IRAN: Annual report on the death penalty 2016

The 9th annual report of Iran Human Rights (IHR) on the death penalty gives an assessment and analysis of death penalty trends in 2016 in the Islamic Republic of Iran.

The 9th annual report of the organization Iran Human Rights (IHR) on the death penalty in Iran shows that in 2016 at least 530 people were executed in the Islamic Republic of Iran. Although this number is significantly lower than the annual execution numbers in the past five years, Iran, with an average of more than one execution per day, remains in 2016 the country with the highest number of executions per capita.

Commenting on the relative decrease in the 2016 execution figures, Mahmood Amiry-Moghaddam, the director and spokesperson of IHR said: “We welcome any reduction in the use of the death penalty. But unfortunately there are no indications that the relative decrease in the number of the executions in 2016 was due to a change in the Islamic Republic of Iran’s policy. Our reports show that in just the first two months of 2017 Iranian authorities have executed at least 140 people.”

On the occasion of the launch of the 2016 annual report on the death penalty in Iran, the organizations Iran Human Rights (IHR) and ECPM (Ensemble contre la peine de mort) call on Iran’s European dialogue partners to push for a moratorium on the use of the death penalty in Iran and for major reforms in the country’s judicial system which does not at this time meet minimum international standards.

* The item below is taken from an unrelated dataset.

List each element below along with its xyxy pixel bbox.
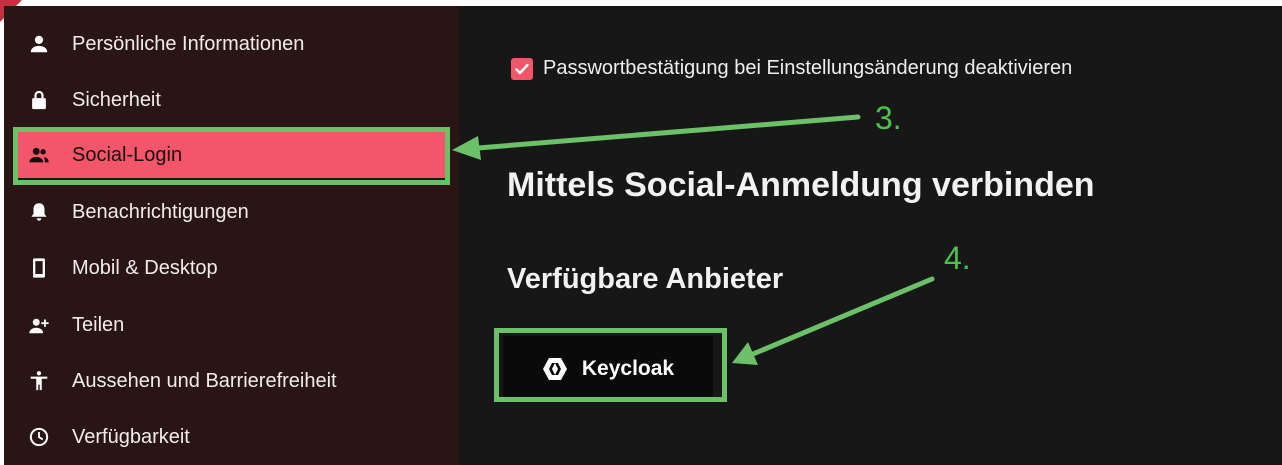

The report puts special focus on the role of the Revolution Courts as a major source of arbitrariness and of violations of due process in the Iranian judicial system. The Revolution Courts are responsible for the vast majority of the death sentences issued and carried out over the last 37 years in Iran. According to IHR’s 2016 report, at least 64% of all executions in 2016 and more than 3200 executions since 2010, have been based on death sentences issued by the Revolution Courts. The Revolution Courts are less transparent than the Public Courts, and Revolutionary Court judges are known for the abuse of their legal powers. Trials lasting less than 15 minutes, lack of access to a chosen lawyer, and sentences based on confessions extracted under torture are the hallmarks of the Revolution Courts.

On the issue of lack of due process Mahmood Amiry-Moghaddam said: “A sustainable reduction in the use of the death penalty is impossible as long as there is no due process. Revolution Courts which sentence hundreds of people to death every year are among the key institutions responsible for Iran’s violations of due process and must be shut down.”

The executive director of ECPM, Raphaël Chenuil-Hazan said: “We call on every democratic State and all Iran’s European partners to make serious efforts to reduce the death penalty in Iran, and to include Human Rights, and especially the situation of the death penalty in Iran, in their bilateral and multilateral dialogues. It is only with constant and permanent pressure in the dialogue with Iran that a good outcome can be achieved.”

IHR and ECPM also call on the Iranian authorities to release Ms. Narges Mohammadi immediately. Narges Mohammadi was sentenced by the Revolution Court to 16 years in prison, 10 of those years for establishment of an abolitionist campaign. The human rights groups also call for an end to the crackdown on civil society and the prosecution of peaceful civil activists.